Niespodziewane samobójstwo Chestera Benningtona było ogromną stratą dla świata muzyki. Lider Linkin Park był inspiracją i wzorem do naśladowania dla wielu muzyków. Rodzinie i przyjaciołom w obliczu tragedii wsparcie okazało wiele osób z branży, na co niestety fani gwiazdora nie mogli liczyć. Spora część z nich nie sprostała wyzwaniu i nie udało im pogodzić się z odejściem idola.
Magazyn The Pulse Of Radio poinformował, że wśród fanów zespołu pojawiły się pierwsze próby samobójcze. Historia z Argentyny o samobójstwie 15-latka jest bliźniaczo podobna do śmierci frontmena Linkin Park. Chłopak, który na swoim odtwarzaczu miał całą dyskografię zespołu, powiesił się na pasku od spodni, identycznie jak jego idol.

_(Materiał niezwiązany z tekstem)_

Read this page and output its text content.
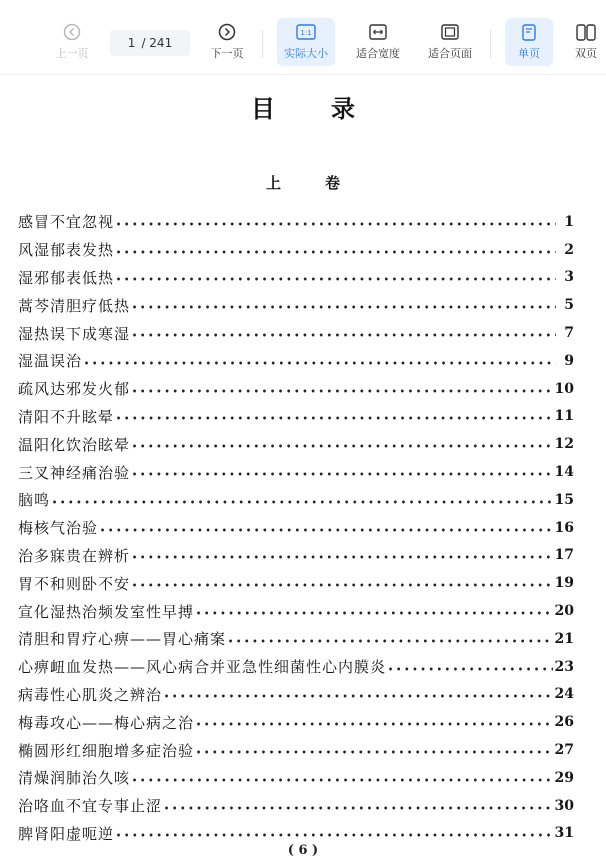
上一页
1 / 241
下一页
1:1
实际大小	适合宽度	适合页面	单页	双页
目录
上卷
感冒不宜忽视 •••••	1
风湿郁表发热 •••••	2
湿邪郁表低热 •••••	3
蒿芩清胆疗低热 •••••	5
湿热误下成寒湿 •••••	7
湿温误治 •••••	9
疏风达邪发火郁 •••••	10
清阳不升眩晕 •••••	11
温阳化饮治眩晕 •••••	12
三叉神经痛治验 •••••	14
脑鸣 •••••	15
梅核气治验 •••••	16
治多寐贵在辨析 •••••	17
胃不和则卧不安 •••••	19
宣化湿热治频发室性早搏 •••••	20
清胆和胃疗心痹——胃心痛案 •••••	21
心痹衄血发热——风心病合并亚急性细菌性心内膜炎 •••••	23
病毒性心肌炎之辨治 •••••	24
梅毒攻心——梅心病之治 •••••	26
椭圆形红细胞增多症治验 •••••	27
清燥润肺治久咳 •••••	29
治咯血不宜专事止涩 •••••	30
脾肾阳虚呃逆 •••••	31
( 6 )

Bliscy muzyka postanowili wyjść naprzeciw wszystkim młodym ludziom, którzy za wzór do naśladowania w walce z problemami postawili sobie Chestera. Chcą uświadomić im, że samobójstwo wcale nie jest wyjściem z trudnej sytuacji i nie rozwiązuje żadnych problemów. Poinformowali również, że planują założenie organizacji, która będzie miała na celu wspieranie osób walczących z myślami o odebraniu sobie życia. Pomoc ma być niesiona za pomocą strony internetowej, na której osoby nieradzące sobie z rzeczywistością będą mogły anonimowo poszukać wsparcia i porozmawiać z wykwalifikowanym personelem.